Ketahui Tanda Serangan Jantung, Jangan Malah Dikerok

Widiya Wiyanti - detikHealth
Ilustrasi serangan jantung. Foto: Thinkstock Ilustrasi serangan jantung. Foto: Thinkstock
Jakarta - Serangan jantung merupakan momok yang sangat menakutkan karena datang tanpa memberi tanda spesifik. Sekalinya terkena, mungkin nyawa taruhannya.

Ahli kardiologi dari RS Jantung Diagram Prof Dr Harry Suryapranata pun mengatakan bahwa sulit mendeteksi serangan jantung karena tandanya kerap sama dengan kondisi lain, seperti sakit mag.

"Itu lah susahnya, kadang-kadang di daerah lambung menjalar ke atas atau di punggung... Sakit dada, keringat dingin, mual contohnya. Ke rumah sakit lah!" ujarnya saat ditemui detikHealth baru-baru ini.

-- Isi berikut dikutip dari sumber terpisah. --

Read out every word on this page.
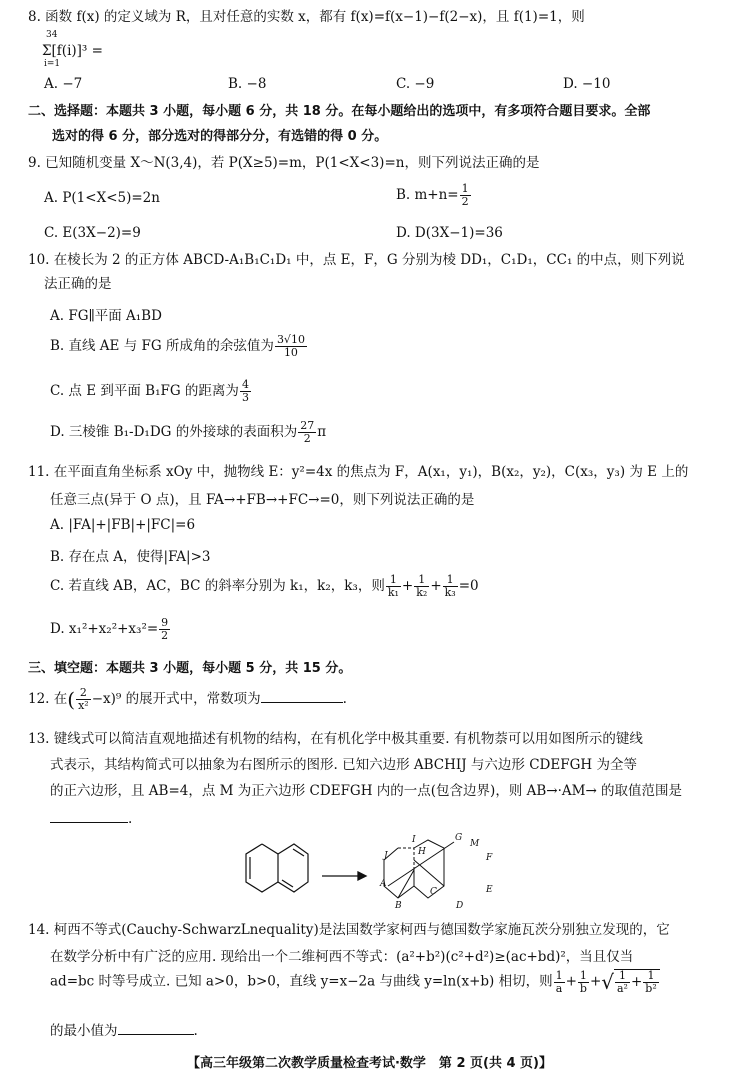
8. 函数 f(x) 的定义域为 R，且对任意的实数 x，都有 f(x)=f(x−1)−f(2−x)，且 f(1)=1，则
34
Σ[f(i)]³ =
i=1
A. −7	B. −8	C. −9	D. −10
二、选择题：本题共 3 小题，每小题 6 分，共 18 分。在每小题给出的选项中，有多项符合题目要求。全部
选对的得 6 分，部分选对的得部分分，有选错的得 0 分。
9. 已知随机变量 X～N(3,4)，若 P(X≥5)=m，P(1<X<3)=n，则下列说法正确的是
A. P(1<X<5)=2n	B. $m+n= \frac{1}{2}$
C. E(3X−2)=9	D. D(3X−1)=36
10. 在棱长为 2 的正方体 ABCD-A₁B₁C₁D₁ 中，点 E，F，G 分别为棱 DD₁，C₁D₁，CC₁ 的中点，则下列说
法正确的是
A. FG∥平面 A₁BD
B. 直线 AE 与 FG 所成角的余弦值为 $\frac{3√10}{10}$
C. 点 E 到平面 B₁FG 的距离为 $\frac{4}{3}$
D. 三棱锥 B₁-D₁DG 的外接球的表面积为 $\frac{27}{2}$ π
11. 在平面直角坐标系 xOy 中，抛物线 E：y²=4x 的焦点为 F，A(x₁，y₁)，B(x₂，y₂)，C(x₃，y₃) 为 E 上的
任意三点(异于 O 点)，且 FA→+FB→+FC→=0，则下列说法正确的是
A. |FA|+|FB|+|FC|=6
B. 存在点 A，使得|FA|>3
C. 若直线 AB，AC，BC 的斜率分别为 k₁，k₂，k₃，则 $\frac{1}{\text{k₁}} + \frac{1}{\text{k₂}} + \frac{1}{\text{k₃}} =0$
D. $x_1^2+x_2^2+x_3^2= \frac{9}{2}$
三、填空题：本题共 3 小题，每小题 5 分，共 15 分。
12. 在( $\frac{2}{\text{x²}} -x)^9$ 的展开式中，常数项为	.
13. 键线式可以简洁直观地描述有机物的结构，在有机化学中极其重要. 有机物萘可以用如图所示的键线
式表示，其结构简式可以抽象为右图所示的图形. 已知六边形 ABCHIJ 与六边形 CDEFGH 为全等
的正六边形，且 AB=4，点 M 为正六边形 CDEFGH 内的一点(包含边界)，则 AB→·AM→ 的取值范围是
.
I
J	H
G
M
F
A
B
C
D
E
14. 柯西不等式(Cauchy-SchwarzLnequality)是法国数学家柯西与德国数学家施瓦茨分别独立发现的，它
在数学分析中有广泛的应用. 现给出一个二维柯西不等式：(a²+b²)(c²+d²)≥(ac+bd)²，当且仅当
ad=bc 时等号成立. 已知 a>0，b>0，直线 y=x−2a 与曲线 y=ln(x+b) 相切，则 $\frac{1}{a} + \frac{1}{b}$ +√ $\frac{1}{\text{a²}} + \frac{1}{\text{b²}}$
的最小值为	.
【高三年级第二次教学质量检查考试·数学　第 2 页(共 4 页)】
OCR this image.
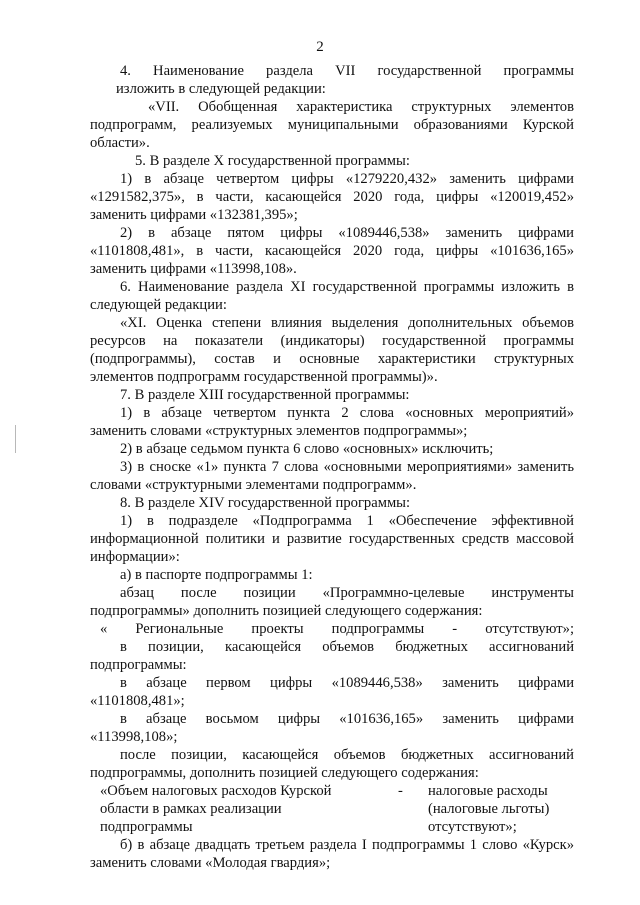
2
4. Наименование раздела VII государственной программы
изложить в следующей редакции:
«VII. Обобщенная характеристика структурных элементов
подпрограмм, реализуемых муниципальными образованиями Курской
области».
5. В разделе Х государственной программы:
1) в абзаце четвертом цифры «1279220,432» заменить цифрами
«1291582,375», в части, касающейся 2020 года, цифры «120019,452»
заменить цифрами «132381,395»;
2) в абзаце пятом цифры «1089446,538» заменить цифрами
«1101808,481», в части, касающейся 2020 года, цифры «101636,165»
заменить цифрами «113998,108».
6. Наименование раздела XI государственной программы изложить в
следующей редакции:
«XI. Оценка степени влияния выделения дополнительных объемов
ресурсов на показатели (индикаторы) государственной программы
(подпрограммы), состав и основные характеристики структурных
элементов подпрограмм государственной программы)».
7. В разделе XIII государственной программы:
1) в абзаце четвертом пункта 2 слова «основных мероприятий»
заменить словами «структурных элементов подпрограммы»;
2) в абзаце седьмом пункта 6 слово «основных» исключить;
3) в сноске «1» пункта 7 слова «основными мероприятиями» заменить
словами «структурными элементами подпрограмм».
8. В разделе XIV государственной программы:
1) в подразделе «Подпрограмма 1 «Обеспечение эффективной
информационной политики и развитие государственных средств массовой
информации»:
а) в паспорте подпрограммы 1:
абзац после позиции «Программно-целевые инструменты
подпрограммы» дополнить позицией следующего содержания:
« Региональные проекты подпрограммы - отсутствуют»;
в позиции, касающейся объемов бюджетных ассигнований
подпрограммы:
в абзаце первом цифры «1089446,538» заменить цифрами
«1101808,481»;
в абзаце восьмом цифры «101636,165» заменить цифрами
«113998,108»;
после позиции, касающейся объемов бюджетных ассигнований
подпрограммы, дополнить позицией следующего содержания:
«Объем налоговых расходов Курской	-	налоговые расходы
области в рамках реализации	(налоговые льготы)
подпрограммы	отсутствуют»;
б) в абзаце двадцать третьем раздела I подпрограммы 1 слово «Курск»
заменить словами «Молодая гвардия»;
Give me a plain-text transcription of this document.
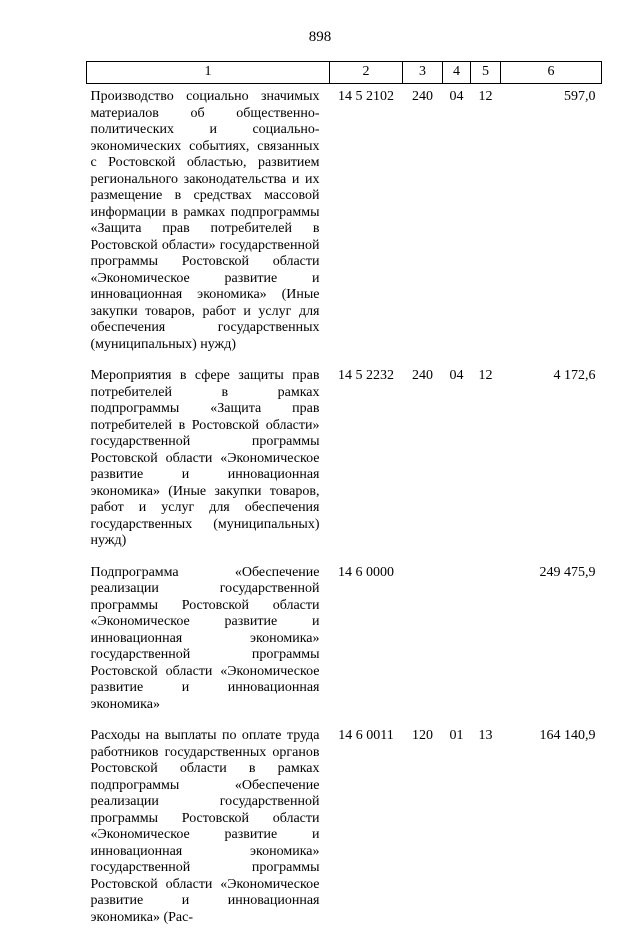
898
1	2	3	4	5	6
Производство социально значимых материалов об общественно-политических и социально-экономических событиях, связанных с Ростовской областью, развитием регионального законодательства и их размещение в средствах массовой информации в рамках подпрограммы «Защита прав потребителей в Ростовской области» государственной программы Ростовской области «Экономическое развитие и инновационная экономика» (Иные закупки товаров, работ и услуг для обеспечения государственных (муниципальных) нужд)	14 5 2102	240	04	12	597,0
Мероприятия в сфере защиты прав потребителей в рамках подпрограммы «Защита прав потребителей в Ростовской области» государственной программы Ростовской области «Экономическое развитие и инновационная экономика» (Иные закупки товаров, работ и услуг для обеспечения государственных (муниципальных) нужд)	14 5 2232	240	04	12	4 172,6
Подпрограмма «Обеспечение реализации государственной программы Ростовской области «Экономическое развитие и инновационная экономика» государственной программы Ростовской области «Экономическое развитие и инновационная экономика»	14 6 0000				249 475,9
Расходы на выплаты по оплате труда работников государственных органов Ростовской области в рамках подпрограммы «Обеспечение реализации государственной программы Ростовской области «Экономическое развитие и инновационная экономика» государственной программы Ростовской области «Экономическое развитие и инновационная экономика» (Рас-	14 6 0011	120	01	13	164 140,9
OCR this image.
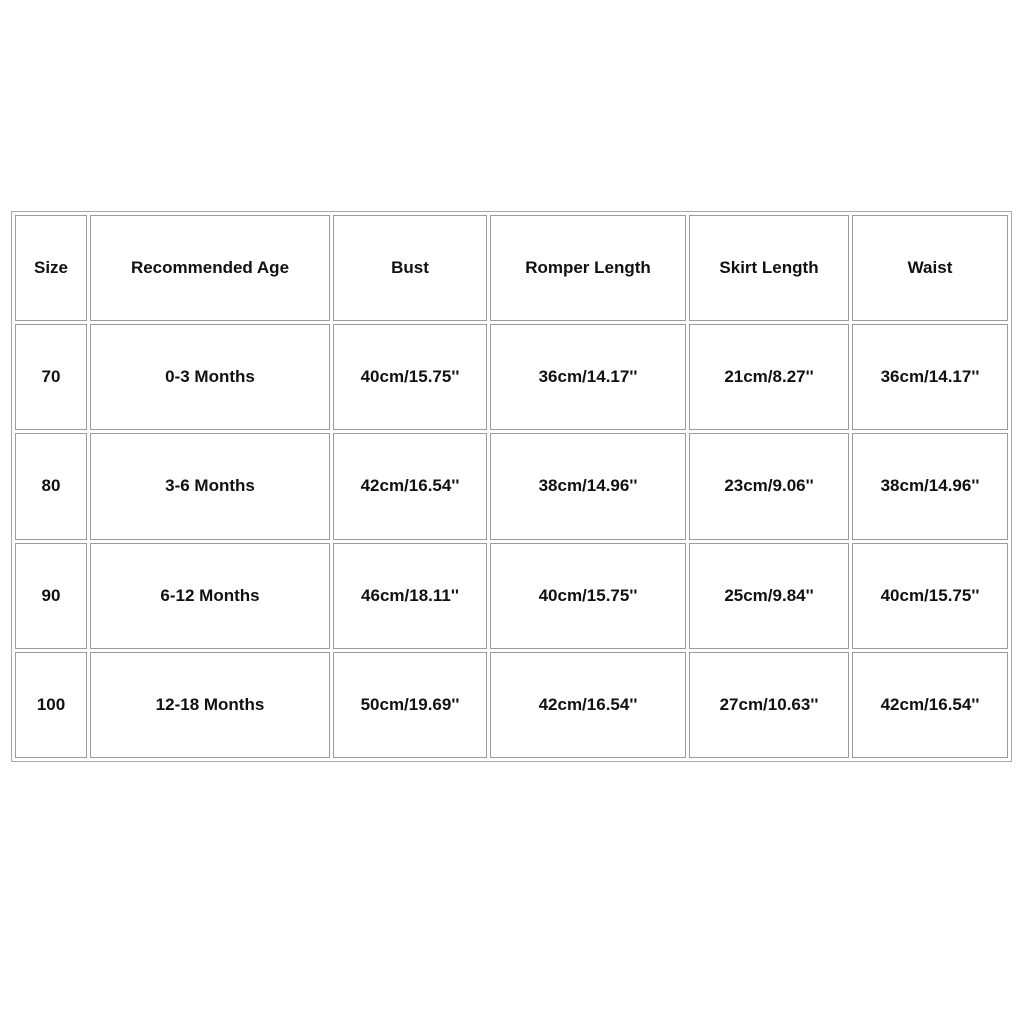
Size	Recommended Age	Bust	Romper Length	Skirt Length	Waist
70	0-3 Months	40cm/15.75''	36cm/14.17''	21cm/8.27''	36cm/14.17''
80	3-6 Months	42cm/16.54''	38cm/14.96''	23cm/9.06''	38cm/14.96''
90	6-12 Months	46cm/18.11''	40cm/15.75''	25cm/9.84''	40cm/15.75''
100	12-18 Months	50cm/19.69''	42cm/16.54''	27cm/10.63''	42cm/16.54''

Prof Harry menambahkan, seorang dokter pun akan sulit mendeteksi bila tidak menggunakan pemeriksaan seperti EKG (elektrokardiogram). Maka sebaiknya lebih cepat datang ke rumah sakit dibandingkan terlambat diketahui, apalagi melakukan tindakan yang tidak harus dilakukan.

"Itu ada teman saya orang tuanya kena serangan, nggak tahu kan. Kalau orang sini kan dikerik, bilangnya masuk angin. Ternyata nggak sembuh. Dibawa ke rumah sakit dilihat EKG-nya eh serangan (jantung), dikasih lah waktu itu belum ada pasang ring, dikasih lah pengencer darah trombolitik terapi. Berdarah semua punggungnya bekas kerokan, jadi si pasien meninggalnya bukan karena jantung tapi perdarahan," cerita Prof Harry.

"Itu edukasi lagi yang sering kerokan," tutupnya.